The case continued against the remaining defendants, including Ahold and the responsible executives. In late 2005, the plaintiffs and Ahold reached a $1.1 billion settlement, and thereafter, plaintiffs moved for leave to amend their complaint against Deloitte US and Deloitte Netherlands. In June 2007, the district court denied the motion to amend on the ground that the proposed complaint would not survive a motion to dismiss and was therefore futile. In July 2008, the civil suit against Deloitte was dismissed with prejudice and plaintiffs appealed the denial of motion for leave to amend.

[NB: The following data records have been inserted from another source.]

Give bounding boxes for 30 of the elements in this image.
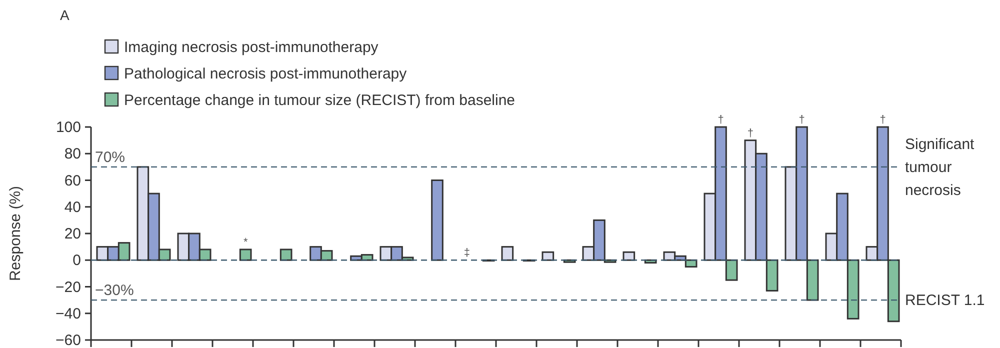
text: † bbox=[798, 114, 805, 126]
ref-line-label: RECIST 1.1 bbox=[905, 292, 985, 310]
y-tick-label: 60 bbox=[64, 172, 81, 190]
y-tick-label: −40 bbox=[56, 305, 81, 322]
bar bbox=[431, 180, 444, 261]
y-tick-label: 100 bbox=[56, 119, 81, 136]
bar bbox=[622, 251, 636, 261]
text: † bbox=[718, 114, 724, 126]
y-tick-label: −20 bbox=[56, 278, 81, 296]
legend-label: Pathological necrosis post-immunotherapy bbox=[124, 66, 408, 82]
y-tick-label: −60 bbox=[56, 332, 81, 348]
ref-line-label: Significant tumour necrosis bbox=[905, 136, 976, 199]
bar bbox=[280, 248, 292, 261]
annotation: −30% bbox=[95, 282, 134, 300]
bar bbox=[501, 246, 514, 261]
y-axis-title: Response (%) bbox=[7, 186, 24, 282]
legend-label: Imaging necrosis post-immunotherapy bbox=[124, 39, 379, 56]
y-tick-label: 80 bbox=[64, 146, 81, 163]
annotation: † bbox=[747, 127, 754, 140]
bar bbox=[542, 251, 554, 261]
annotation: 70% bbox=[95, 148, 126, 166]
legend-label: Percentage change in tumour size (RECIST) from baseline bbox=[124, 92, 516, 109]
y-tick-label: 20 bbox=[64, 226, 81, 242]
bar bbox=[239, 248, 252, 261]
y-tick-label: 40 bbox=[64, 198, 81, 216]
annotation: * bbox=[243, 236, 248, 248]
y-tick-label: 0 bbox=[72, 252, 81, 270]
annotation: ‡ bbox=[464, 247, 470, 260]
text: † bbox=[880, 114, 886, 126]
chart-title: A bbox=[60, 7, 70, 23]
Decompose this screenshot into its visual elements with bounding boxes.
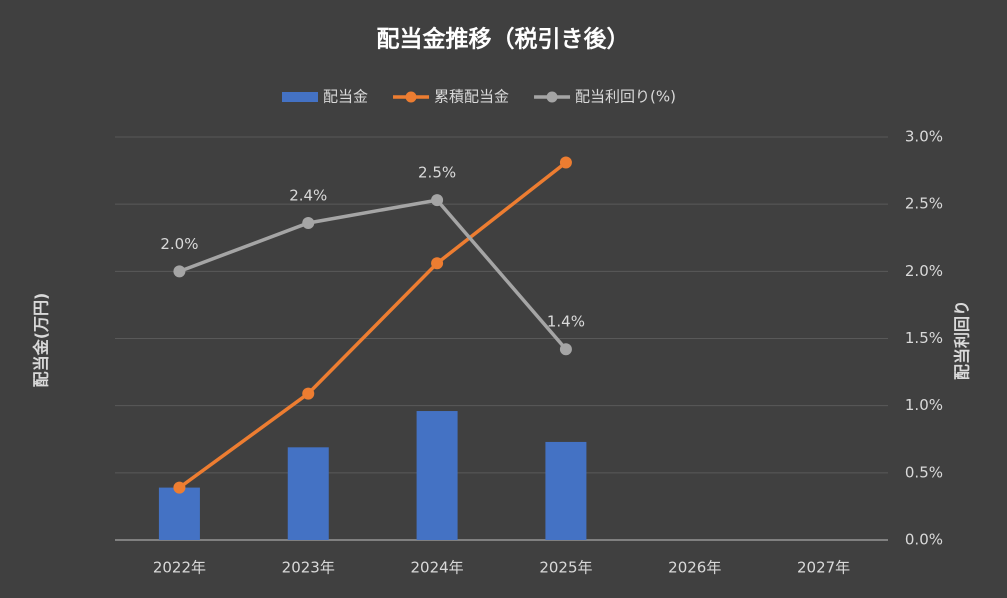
y2-tick-label: 2.5%: [905, 195, 943, 213]
marker: [559, 156, 572, 169]
marker: [302, 216, 315, 229]
line: [178, 161, 567, 490]
legend-label: 配当利回り(%): [575, 88, 676, 106]
y2-tick-label: 1.5%: [905, 329, 943, 347]
data-label: 2.0%: [160, 235, 198, 253]
y2-tick-label: 0.0%: [905, 531, 943, 549]
y2-tick-label: 0.5%: [905, 463, 943, 481]
legend-marker: [405, 91, 417, 103]
x-tick-label: 2025年: [539, 559, 592, 577]
y-axis-title: 配当金(万円): [32, 293, 51, 388]
x-tick-label: 2022年: [153, 559, 206, 577]
legend-swatch: [282, 92, 318, 102]
line: [178, 198, 568, 351]
bar: [416, 411, 458, 540]
marker: [431, 194, 444, 207]
x-tick-label: 2027年: [797, 559, 850, 577]
legend-label: 累積配当金: [434, 88, 509, 106]
marker: [302, 387, 315, 400]
data-label: 1.4%: [547, 313, 585, 331]
bar: [287, 447, 329, 540]
x-tick-label: 2026年: [668, 559, 721, 577]
marker: [173, 481, 186, 494]
x-tick-label: 2024年: [410, 559, 463, 577]
x-tick-label: 2023年: [282, 559, 335, 577]
y2-tick-label: 2.0%: [905, 262, 943, 280]
y2-tick-label: 3.0%: [905, 128, 943, 146]
marker: [173, 265, 186, 278]
legend-marker: [546, 91, 558, 103]
y2-axis-title: 配当利回り: [953, 300, 972, 380]
chart-title: 配当金推移（税引き後）: [377, 26, 630, 53]
marker: [431, 257, 444, 270]
legend-label: 配当金: [323, 88, 368, 106]
data-label: 2.4%: [289, 186, 327, 204]
marker: [559, 343, 572, 356]
bar: [158, 487, 200, 540]
bar: [545, 441, 587, 540]
y2-tick-label: 1.0%: [905, 396, 943, 414]
data-label: 2.5%: [418, 164, 456, 182]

On January 5, in one of its first opinions applying Tellabs, Inc. v. Makor Issues & Rights, Ltd., 127 S. Ct. 2499 (2007), the US Court of Appeals for the Fourth Circuit affirmed the district court judgment on the ground that plaintiffs failed to allege a “strong inference” of scienter as required under the Private Securities Litigation Reform Act (PSLRA). Judge Wilkinson authored the opinion for a unanimous panel, which carefully examined and weighed plaintiffs’ allegations and inferences against the opposing non-culpable inferences put forward by Deloitte US, and determined that “in this case, the stronger and more plausible inference is that the Deloittes were, like the plaintiffs, victims of Ahold’s fraud rather than its enablers.” In reaching that conclusion, the court focused on the extensive efforts to which those at the company went in order to deceive the auditors. Those efforts raised the strong inference that the auditors were neither part of the fraud nor reckless. The court also observed that the case is “the paradigm situation to which the PSLRA and Tellabs were meant to apply.”

The Davis Polk litigation team consisted of partners Daniel F. Kolb, who argued the case, and Sharon Katz, counsel Gina Caruso, associates Jane Alexandra Small and Joshua D. Liston, former associate Alexis G. Stone and legal assistant Kimberly Marie Brown. All members of the Davis Polk team are based in the New York office.